Sarri, alta tensione: dal flop Europa all’addio vicino, la Lazio è in bilico
Tensioni in casa Lazio: il futuro di Sarri in bilico
Maurizio Sarri sta attraversando un periodo di forte tensione alla Lazio, alimentato dalla delusione per la sconfitta in Coppa Italia e dalle polemiche sull'orario del prossimo derby. Il tecnico ha espresso forte irritazione per la decisione di far giocare la stracittadina domenica a mezzogiorno, minacciando provocatoriamente di non sedersi in panchina a causa del poco recupero fisico concesso ai suoi giocatori dopo l'impegno di coppa.

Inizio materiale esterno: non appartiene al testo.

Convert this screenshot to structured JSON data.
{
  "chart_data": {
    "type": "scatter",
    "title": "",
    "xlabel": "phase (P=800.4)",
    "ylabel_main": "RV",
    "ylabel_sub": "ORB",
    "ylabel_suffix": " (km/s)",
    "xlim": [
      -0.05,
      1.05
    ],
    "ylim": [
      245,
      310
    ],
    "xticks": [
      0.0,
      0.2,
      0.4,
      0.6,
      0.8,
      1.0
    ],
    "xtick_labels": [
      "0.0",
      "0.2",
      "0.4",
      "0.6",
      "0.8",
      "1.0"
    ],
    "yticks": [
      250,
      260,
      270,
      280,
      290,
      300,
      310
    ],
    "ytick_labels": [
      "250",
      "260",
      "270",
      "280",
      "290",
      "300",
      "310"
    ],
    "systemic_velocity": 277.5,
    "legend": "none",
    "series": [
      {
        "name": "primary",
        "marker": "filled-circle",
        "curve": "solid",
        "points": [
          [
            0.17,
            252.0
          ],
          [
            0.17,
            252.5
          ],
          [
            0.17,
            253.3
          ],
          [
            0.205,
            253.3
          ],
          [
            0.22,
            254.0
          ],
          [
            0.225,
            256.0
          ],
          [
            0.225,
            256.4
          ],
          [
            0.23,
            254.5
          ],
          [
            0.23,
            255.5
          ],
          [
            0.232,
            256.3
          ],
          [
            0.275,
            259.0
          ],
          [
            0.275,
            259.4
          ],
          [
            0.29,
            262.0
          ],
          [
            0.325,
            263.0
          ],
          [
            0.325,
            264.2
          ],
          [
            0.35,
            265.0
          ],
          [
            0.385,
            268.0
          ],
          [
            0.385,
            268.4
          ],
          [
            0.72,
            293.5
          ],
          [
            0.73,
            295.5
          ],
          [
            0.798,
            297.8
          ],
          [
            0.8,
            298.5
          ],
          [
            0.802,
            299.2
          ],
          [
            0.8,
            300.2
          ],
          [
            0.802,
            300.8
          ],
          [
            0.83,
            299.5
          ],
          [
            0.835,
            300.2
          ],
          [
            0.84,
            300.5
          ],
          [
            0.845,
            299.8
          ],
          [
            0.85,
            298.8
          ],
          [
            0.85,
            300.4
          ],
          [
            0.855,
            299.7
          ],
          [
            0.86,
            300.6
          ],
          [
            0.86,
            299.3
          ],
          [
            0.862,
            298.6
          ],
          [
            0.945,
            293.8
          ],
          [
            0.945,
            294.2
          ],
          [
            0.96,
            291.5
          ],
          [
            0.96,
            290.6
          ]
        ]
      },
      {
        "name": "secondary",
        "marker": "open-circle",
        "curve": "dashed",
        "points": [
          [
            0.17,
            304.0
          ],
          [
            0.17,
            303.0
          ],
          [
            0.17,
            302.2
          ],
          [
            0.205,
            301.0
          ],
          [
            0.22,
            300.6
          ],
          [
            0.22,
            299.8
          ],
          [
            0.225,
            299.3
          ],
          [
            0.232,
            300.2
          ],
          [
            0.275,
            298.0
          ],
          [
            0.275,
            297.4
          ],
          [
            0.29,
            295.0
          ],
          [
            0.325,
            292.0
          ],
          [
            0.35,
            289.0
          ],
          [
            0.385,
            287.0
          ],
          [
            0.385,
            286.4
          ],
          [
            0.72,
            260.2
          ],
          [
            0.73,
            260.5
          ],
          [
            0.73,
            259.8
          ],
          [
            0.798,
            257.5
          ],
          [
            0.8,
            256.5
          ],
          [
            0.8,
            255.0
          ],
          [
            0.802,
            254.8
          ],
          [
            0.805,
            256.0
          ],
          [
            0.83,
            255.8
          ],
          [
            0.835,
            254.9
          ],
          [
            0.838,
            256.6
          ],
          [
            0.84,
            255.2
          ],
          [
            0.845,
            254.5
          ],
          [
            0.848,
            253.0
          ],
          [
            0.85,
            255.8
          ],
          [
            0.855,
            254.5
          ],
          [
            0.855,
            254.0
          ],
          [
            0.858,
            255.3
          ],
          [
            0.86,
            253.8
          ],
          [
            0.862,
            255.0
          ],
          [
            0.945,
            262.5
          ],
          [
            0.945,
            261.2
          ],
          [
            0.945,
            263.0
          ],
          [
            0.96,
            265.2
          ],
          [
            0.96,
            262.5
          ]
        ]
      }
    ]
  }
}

Oltre alle tensioni immediate, il futuro dell'allenatore toscano sulla panchina biancoceleste appare sempre più incerto. Nonostante un contratto valido fino al 2028, la probabilità di una separazione a fine stagione è in netto aumento, complice anche il mancato raggiungimento della qualificazione alle coppe europee per il secondo anno consecutivo, un evento che non si verificava da vent'anni.
La società, pur considerando le parole del tecnico come una provocazione, sta già valutando possibili sostituti per la prossima stagione. Tra i profili monitorati dalla dirigenza figurano i nomi di Raffaele Palladino, del tecnico tedesco Runjaic e dell'ex commissario tecnico Rino Gattuso, nel caso in cui il rapporto con Sarri dovesse interrompersi definitivamente al termine del campionato.